Father Tomori was probably a pagan Illyrian god. Albanologist Maximilan Lambertz relates the legend that existed about Father Tomor, and he says, among other things, Tomori, thus, in the role of a mythologyian character, had fallen in love with the most beautiful soil that he held during the night and, at dawn, believed to the wind to lead her sister, the most beautiful of the seas; Father Tomory had also taken charge of Berat, and for that he was severely eaten by “baba” In giving one another many plagues, which are but the spoons and spoons that come down their steep places: and the tears of the most beautiful of the earth that followed that duel made the river Ossum. A similar fable relates, and Eqrem makes Vlora who, as he makes an explanation of the interpretation of popular beliefs in Toskzer, speaks of Tomor of Shperg as for two divas. And Tomori struck him with a sword, and Shpeqam struck him with bruises, and for punishment, God hardened them like two mountains of dragon sho-shoshit. The depths of the throat are nothing but wounds taken,” makes Eqrem Vlora in his notes called “From Berat to Tomor return”.
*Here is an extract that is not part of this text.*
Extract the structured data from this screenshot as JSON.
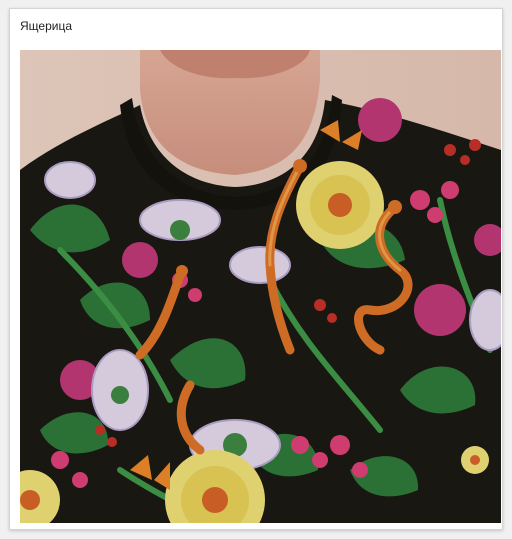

There is also a oral tradition about a St. Mary church on Mount Tomor and the pilgrimage of Orthodox believers on August 15th, the day of St. Mary's August, which is the celebration in honor of the day when the Blessed Lady has opened the door to heaven. But this story that charges their place of worship with different symbolicities is not that the Bektas ' work was broken. On the contrary, there can be no more suitable cult place for them, which are part of a sect that mixes <x0-ferfuge, legends, superstitions, magical practices, ecstasy techniques and Manicistic approach <xtase> (according to Abdulkadir Hasat), <x2 pagan, Greek, Christian, Zoroastrian, Zoroastrian,mazdalic, Jewish, even Buddhist” (according to John Kingsley Biggin), “Ancient elements, pre-Islamic, Islamic pre-Islamic, Zorocibalism, Ahmetus Ocak), when the work of Albania comes with the progenus degenus and the use of socialistism, non-fiction.